それでも、過ぎた歳月が物事を静かに受け止めることを身に付けさせてくれて、心の痛みや苦みは湧いてこない。忘れていた「大事なこと」に気づき、「そうか」と頷き、気持ちを新たに明日へ向かうこともできる。
企業などのトップには、それぞれの歩んだ道がある。振り返れば、その歩みの始まりが、どこかにある。忘れたことはない故郷、一つになって暮らした家族、様々なことを学んだ学校、仕事とは何かを教えてくれた最初の上司、初めて訪れた外国。それらを、ここでは『源流』と呼ぶ。
3月下旬、兵庫県西宮市の阪急電鉄仁川駅から近い関西学院中学部を、連載の企画で一緒に訪ねた。ここから、橋本雅博さんがビジネスパーソンとしての『源流』とする「他人の言う通りにするのではなく、自分で考えて決める」という歩みが、始まった。

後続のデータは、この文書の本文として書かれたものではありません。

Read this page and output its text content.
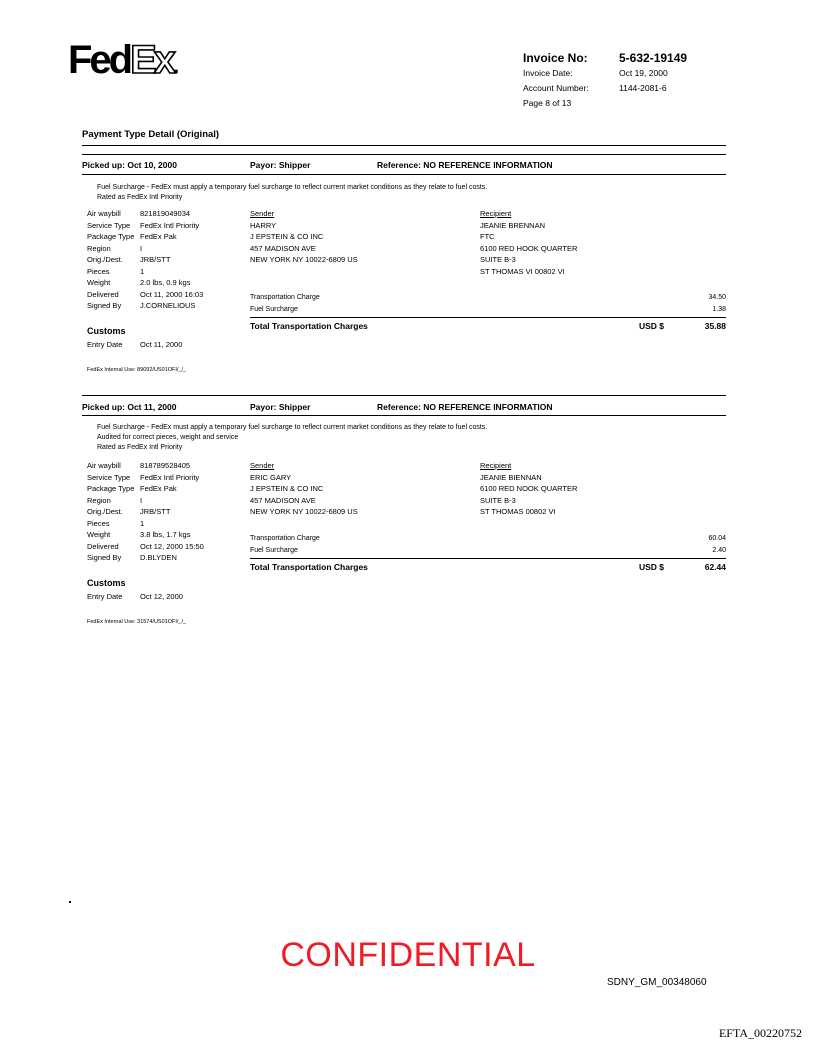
FedEx.	Invoice No:	5-632-19149
Invoice Date:	Oct 19, 2000
Account Number:	1144-2081-6
Page 8 of 13
Payment Type Detail (Original)
Picked up: Oct 10, 2000	Payor: Shipper	Reference: NO REFERENCE INFORMATION
Fuel Surcharge - FedEx must apply a temporary fuel surcharge to reflect current market conditions as they relate to fuel costs.
Rated as FedEx Intl Priority
Air waybill	821819049034
Service Type	FedEx Intl Priority
Package Type FedEx Pak
Region	I
Orig./Dest.	JRB/STT
Pieces	1
Weight	2.0 lbs, 0.9 kgs
Delivered	Oct 11, 2000 16:03
Signed By	J.CORNELIOUS
Sender
HARRY
J EPSTEIN & CO INC
457 MADISON AVE
NEW YORK NY 10022-6809 US
Recipient
JEANIE BRENNAN
FTC
6100 RED HOOK QUARTER
SUITE B-3
ST THOMAS VI 00802 VI
Transportation Charge	34.50
Fuel Surcharge	1.38
Total Transportation Charges	USD $	35.88
Customs
Entry Date	Oct 11, 2000
FedEx Internal Use: 89092/US01OFI/_/_
Picked up: Oct 11, 2000	Payor: Shipper	Reference: NO REFERENCE INFORMATION
Fuel Surcharge - FedEx must apply a temporary fuel surcharge to reflect current market conditions as they relate to fuel costs.
Audited for correct pieces, weight and service
Rated as FedEx Intl Priority
Air waybill	818789528405
Service Type	FedEx Intl Priority
Package Type FedEx Pak
Region	I
Orig./Dest.	JRB/STT
Pieces	1
Weight	3.8 lbs, 1.7 kgs
Delivered	Oct 12, 2000 15:50
Signed By	D.BLYDEN
Sender
ERIC GARY
J EPSTEIN & CO INC
457 MADISON AVE
NEW YORK NY 10022-6809 US
Recipient
JEANIE BIENNAN
6100 RED NOOK QUARTER
SUITE B-3
ST THOMAS 00802 VI
Transportation Charge	60.04
Fuel Surcharge	2.40
Total Transportation Charges	USD $	62.44
Customs
Entry Date	Oct 12, 2000
FedEx Internal Use: 31574/US01OFI/_/_
CONFIDENTIAL
SDNY_GM_00348060
EFTA_00220752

のんびりした校風に自分で選んだ中学校校舎はそのままだ
春休みで出入りする生徒は少なく、校内は静かだった。1956年2月に西宮市の西宮北口駅近くで生まれ、父が建設会社を辞めて会社をつくったのを機に、家族で同県宝塚市の逆瀬川駅近くへ転居。近くの市立小学校へ通った。
小学校の学区内に大企業の社宅がいくつもあり、児童たちの両親は高学歴で、子どもを中学校は進学校へ進ませる傾向があった。その一つに自分も受験を勧められたが、学校見学に回ると、関西学院ののんびりした雰囲気にひかれた。高校から大学まであって親が受験の心配をしないで済むのも、選んだ理由だ。
卒業したのは71年春。半世紀余りぶりの再訪だ。校舎はモダンな造りで、驚くほど変わっていない。近くにある「考える人」のような像も、記憶の棚にある。自由な校風で、責任をわきまえれば信じる道を進んでいい、と感じていた。